Rubini guarda maggiormente al Kammerspiel polanskiano che allo sbrodolamento ombelicale sui massimi sistemi del cinema italiano a cui ci si riferiva, tanto che come in Carnage, seppur in una forma molto più trattenuta, l’obiettivo è quello di ribaltare le simmetrie dello spazio, introdurre alcuni elementi di disturbo e far esplodere la dinamica corale con una lenta erosione dei presupposti costitutivi, utilizzando come veicolo il personaggio di Linda, l’unica ad avere una relazione non riconciliata con lo spazio sociale anche in termini prettamente visivi e di organizzazione del punto di vista: la terrazza, il panico, la musica ad alto volume, l’infrazione delle regole, il modo in cui Rubini la segue costantemente. Linda è l’unica che tenderà a separarsi dalla morsa consociativa del “gruppo”, emancipandosi da quello spazio e allo stesso tempo introducendo un volo più libero nello stesso film del regista pugliese, con quella panoramica romana, l’incursione nel fantastico dalla prospettiva dei pesci e sopratutto con l’atto della scrittura come re-introduzione di un regime squisitamente immaginifico.
In questo senso Dobbiamo parlare è più sottilmente politico di altri titoli con ambientazione simile, perché pur mantenendo la struttura binaria del confronto, stereotipi inclusi, a partire da quel palleggio destra/sinistra che separa le scelte delle due coppie, la conversazione penetra direttamente la banalità del quotidiano e l’ipocrisia del linguaggio, sovrapponendo sfera individuale e collettiva, con l’introduzione strisciante e corrosiva di quell’idea di patto sociale basata sull’alimentazione reciproca della menzogna.
Se quindi l’analogia con “Il nome del figlio” può sembrare flagrante, anche nell’individuare un punto di rottura nel personaggio che subisce il bagaglio storico culturale delle generazioni precedenti (la Ragonese qui e la Ramazzotti dall’altra parte); Rubini lavora in modo completamente diverso, gioca con la parola sottilmente e sviluppa una drammaturgia dello spazio apparentemente classica, ma molto più elaborata nel concertare i piani della visione, tanto da ricordare”L’invidia”, il corto diretto da Rossellini nel 1962 per il film collettivo “I sette peccati capitali”, proprio nel modo in cui utilizza la profondità di campo e le false soggettive che isolano il personaggio di Isabella Ragonese dal contesto.
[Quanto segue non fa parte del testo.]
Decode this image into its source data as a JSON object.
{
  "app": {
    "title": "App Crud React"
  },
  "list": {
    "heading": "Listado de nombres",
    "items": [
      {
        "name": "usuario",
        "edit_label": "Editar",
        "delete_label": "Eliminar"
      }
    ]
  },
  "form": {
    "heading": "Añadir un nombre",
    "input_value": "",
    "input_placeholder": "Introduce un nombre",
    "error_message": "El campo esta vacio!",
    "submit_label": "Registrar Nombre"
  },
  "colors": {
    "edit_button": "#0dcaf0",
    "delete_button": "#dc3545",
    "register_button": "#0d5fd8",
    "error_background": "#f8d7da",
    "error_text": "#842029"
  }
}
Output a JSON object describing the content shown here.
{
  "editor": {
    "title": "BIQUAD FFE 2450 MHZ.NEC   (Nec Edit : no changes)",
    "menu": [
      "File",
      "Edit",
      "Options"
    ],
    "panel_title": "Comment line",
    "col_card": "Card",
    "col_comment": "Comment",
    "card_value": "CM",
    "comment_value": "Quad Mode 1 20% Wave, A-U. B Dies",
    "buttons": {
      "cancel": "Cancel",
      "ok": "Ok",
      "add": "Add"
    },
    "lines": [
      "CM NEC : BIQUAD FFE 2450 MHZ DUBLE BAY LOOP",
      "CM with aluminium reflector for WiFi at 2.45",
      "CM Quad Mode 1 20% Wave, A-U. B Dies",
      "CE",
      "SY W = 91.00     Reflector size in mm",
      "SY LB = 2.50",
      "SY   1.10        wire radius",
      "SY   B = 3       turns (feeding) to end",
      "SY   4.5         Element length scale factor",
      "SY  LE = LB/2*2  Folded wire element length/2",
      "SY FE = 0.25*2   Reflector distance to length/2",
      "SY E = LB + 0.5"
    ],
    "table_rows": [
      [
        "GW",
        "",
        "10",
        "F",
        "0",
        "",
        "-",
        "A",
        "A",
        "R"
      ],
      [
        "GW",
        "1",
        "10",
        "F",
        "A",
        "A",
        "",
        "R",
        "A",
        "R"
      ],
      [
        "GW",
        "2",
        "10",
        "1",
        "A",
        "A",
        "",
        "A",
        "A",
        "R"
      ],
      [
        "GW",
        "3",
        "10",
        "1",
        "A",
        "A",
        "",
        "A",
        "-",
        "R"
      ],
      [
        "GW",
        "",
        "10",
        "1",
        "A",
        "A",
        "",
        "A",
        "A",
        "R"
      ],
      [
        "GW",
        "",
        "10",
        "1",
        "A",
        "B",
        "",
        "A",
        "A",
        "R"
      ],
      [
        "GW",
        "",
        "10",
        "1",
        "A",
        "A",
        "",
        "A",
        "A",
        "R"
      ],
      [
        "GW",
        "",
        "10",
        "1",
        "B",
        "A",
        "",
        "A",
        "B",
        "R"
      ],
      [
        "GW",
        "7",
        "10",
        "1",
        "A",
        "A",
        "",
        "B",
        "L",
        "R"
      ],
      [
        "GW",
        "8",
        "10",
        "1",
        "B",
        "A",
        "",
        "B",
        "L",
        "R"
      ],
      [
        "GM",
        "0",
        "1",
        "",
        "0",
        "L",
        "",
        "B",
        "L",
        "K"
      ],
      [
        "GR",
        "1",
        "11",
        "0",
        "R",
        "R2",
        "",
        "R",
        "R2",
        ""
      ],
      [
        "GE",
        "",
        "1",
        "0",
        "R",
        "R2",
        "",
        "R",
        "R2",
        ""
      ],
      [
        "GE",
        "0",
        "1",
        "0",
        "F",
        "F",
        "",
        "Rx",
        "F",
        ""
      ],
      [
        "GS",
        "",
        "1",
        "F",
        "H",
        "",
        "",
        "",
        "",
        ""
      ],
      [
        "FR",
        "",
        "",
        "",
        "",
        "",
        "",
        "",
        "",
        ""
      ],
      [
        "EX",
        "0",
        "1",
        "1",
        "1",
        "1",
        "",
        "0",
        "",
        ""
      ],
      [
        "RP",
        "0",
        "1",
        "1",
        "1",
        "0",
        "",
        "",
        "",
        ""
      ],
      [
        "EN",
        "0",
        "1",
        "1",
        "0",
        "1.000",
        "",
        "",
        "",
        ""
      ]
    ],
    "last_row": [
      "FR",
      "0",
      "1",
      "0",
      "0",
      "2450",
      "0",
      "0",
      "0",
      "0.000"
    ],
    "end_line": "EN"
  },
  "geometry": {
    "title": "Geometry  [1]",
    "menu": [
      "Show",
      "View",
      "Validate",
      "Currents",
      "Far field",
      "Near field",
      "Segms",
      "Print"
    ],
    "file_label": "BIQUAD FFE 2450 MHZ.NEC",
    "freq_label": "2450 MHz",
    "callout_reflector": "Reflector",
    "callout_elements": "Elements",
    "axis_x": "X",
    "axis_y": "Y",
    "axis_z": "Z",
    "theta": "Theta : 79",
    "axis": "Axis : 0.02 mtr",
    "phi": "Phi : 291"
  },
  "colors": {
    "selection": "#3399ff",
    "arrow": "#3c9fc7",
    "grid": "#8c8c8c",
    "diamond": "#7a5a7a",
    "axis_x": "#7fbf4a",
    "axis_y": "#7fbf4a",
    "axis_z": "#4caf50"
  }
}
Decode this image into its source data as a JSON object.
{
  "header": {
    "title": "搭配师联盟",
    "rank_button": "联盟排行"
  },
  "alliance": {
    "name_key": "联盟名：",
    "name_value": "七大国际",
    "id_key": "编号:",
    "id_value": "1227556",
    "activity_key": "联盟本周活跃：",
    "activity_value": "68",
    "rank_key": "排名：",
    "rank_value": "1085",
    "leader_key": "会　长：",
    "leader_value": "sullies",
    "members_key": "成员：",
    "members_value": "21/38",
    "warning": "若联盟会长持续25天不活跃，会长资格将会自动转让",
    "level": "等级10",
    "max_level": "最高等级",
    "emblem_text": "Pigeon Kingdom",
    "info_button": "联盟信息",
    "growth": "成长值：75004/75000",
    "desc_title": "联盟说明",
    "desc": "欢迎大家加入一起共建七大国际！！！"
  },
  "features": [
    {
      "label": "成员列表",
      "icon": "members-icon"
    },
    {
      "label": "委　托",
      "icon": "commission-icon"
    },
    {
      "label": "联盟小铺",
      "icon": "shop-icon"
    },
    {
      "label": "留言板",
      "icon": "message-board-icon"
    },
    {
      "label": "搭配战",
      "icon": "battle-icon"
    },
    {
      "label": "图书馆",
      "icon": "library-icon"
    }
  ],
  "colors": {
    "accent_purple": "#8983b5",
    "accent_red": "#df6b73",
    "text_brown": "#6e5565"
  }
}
“Dobbiamo parlare” è sicuramente una delle opere minori di Rubini, ma realizzata con quell’attenzione intelligente che nel passaggio da scena a set, individua sempre una via di fuga dalla chiusura dell’ambiente teatrale, attraverso un occhio cinematografico che rende vivi gli sguardi, gli oggetti e i movimenti come agenti principali di una ricombinazione visiva e quindi interiore dello spazio.